No total, este Mundial de vela 420 no Japão contará com a presença de seis tripulações portuguesas – quatro do Clube de Vela Atlântico (Matosinhos) e duas do Sporting Clube de Aveiro -, mas a presença nacional só não é mais expressiva “por falta de dinheiro”, admitiu à Lusa Ken Gamito, presidente da Associação Portuguesa da Classe 420.

As tripulações de sub-17 Miguel Santos/Manuel Pimenta e Miguel Rothes/Manuel Pessanha, do Clube de Vela Atlântico (CVA), distrito do Porto, decidiram lançar projetos de ‘crowfunding’ para conseguirem alinhar entre os participantes de mais de 20 países.

A presença lusa neste mundial tem “a outra face da moeda”, que se prende com os custos elevados da deslocação, lamentou Nuno Silva, diretor da academia de vela do Sporting Clube de Aveiro, que apurou duas das seis tripulações nacionais, adiantando que também ali se realizaram eventos para angariar verbas.

“O custo por embarcação ronda os 7.000 euros e inclui o aluguer do barco lá, viagem e estadia”, bem como despesas do treinador Pedro Ambrósio, disse à Lusa Manuel Pimenta, de 16 anos e do CVA, clube que leva ao Japão quatro tripulações.
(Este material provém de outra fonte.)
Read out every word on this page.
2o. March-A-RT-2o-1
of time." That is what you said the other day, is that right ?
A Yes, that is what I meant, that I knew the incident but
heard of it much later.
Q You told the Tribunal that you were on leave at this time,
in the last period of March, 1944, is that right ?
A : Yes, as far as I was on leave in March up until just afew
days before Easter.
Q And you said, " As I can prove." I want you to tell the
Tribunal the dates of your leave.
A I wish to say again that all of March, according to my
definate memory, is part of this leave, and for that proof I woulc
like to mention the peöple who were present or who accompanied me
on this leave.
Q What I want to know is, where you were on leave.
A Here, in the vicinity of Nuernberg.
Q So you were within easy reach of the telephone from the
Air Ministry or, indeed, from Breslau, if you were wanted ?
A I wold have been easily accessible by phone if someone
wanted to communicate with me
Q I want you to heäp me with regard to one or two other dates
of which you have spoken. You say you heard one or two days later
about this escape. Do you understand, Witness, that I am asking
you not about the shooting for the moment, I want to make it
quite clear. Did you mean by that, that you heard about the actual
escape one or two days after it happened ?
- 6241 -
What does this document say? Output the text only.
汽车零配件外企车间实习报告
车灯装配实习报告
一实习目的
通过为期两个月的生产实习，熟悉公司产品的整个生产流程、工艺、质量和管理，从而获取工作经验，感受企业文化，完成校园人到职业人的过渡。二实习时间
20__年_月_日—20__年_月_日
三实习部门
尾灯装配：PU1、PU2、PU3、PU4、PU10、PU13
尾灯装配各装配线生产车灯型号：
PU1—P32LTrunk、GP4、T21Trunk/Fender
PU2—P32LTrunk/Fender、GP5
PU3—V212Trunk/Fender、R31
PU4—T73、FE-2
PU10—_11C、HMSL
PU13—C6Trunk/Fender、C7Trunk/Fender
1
Sob o lema “para depois de tantas horas no mar não ficar em ‘terra’”, a campanha de ‘crowdfunding’de Miguel Santos e de Manuel Pimenta já alcançou o objetivo definido, graças ao apoio de 57 empresas e privados e vai, inclusive, doar 100 euros ao projeto “Todos contra ELA”, que visa angariar fundos para a Associação Portuguesa de Esclerose Lateral Amiotrófica (APELA).

Já a tripulação de sub-17 do CVA Miguel Rothes/Manuel Pessanha ainda não alcançou a verba pretendida, mas a sua campanha de ‘crowdfunding’ apenas termina a 08 de agosto.

Estes quatro velejadores do CVA, treinados por Pedro Ambrósio, contaram ainda com o apoio do músico Miguel Araújo, que promoveu, com o apoio da Casa da Música e dos Azeitonas, We Trust, Diana Martinez, Paulo Mendes e Carlos Agrelos, um concerto de angariação de fundos.

Para as tripulações Pedro Brito/Miguel Silva e João Silva/Francisco Freire Santos, de Aveiro, treinados por Mário Coutinho, também se realizou “uma festa com amigos” para angariar verbas.

O Sporting Clube de Aveiro dá uma ajuda financeira mas “são os pais a ter que suportar uma grande fatia do bolo”, referiu Nuno Silva.

Segundo o presidente da Associação Portuguesa da Classe 420, a Federação Portuguesa de Vela apoia financeiramente as tripulações femininas e masculinas que ficaram em 1.º no campeonato nacional, o que é “insuficiente”.

Portugal poderia participar neste mundial do Japão com sete tripulações masculinas e outras tantas femininas, mas “não conseguiu preencher as vagas por desistências” consecutivas, devido “à falta de dinheiro”, concluiu Ken Gamito.

Nas malas da viagem para o Japão seguem cabos e até velas, além de uma vontade enorme de dar o melhor por Portugal.

Na classe 420 é usada uma embarcação considerada de transição para a 470, que já é classe olímpica.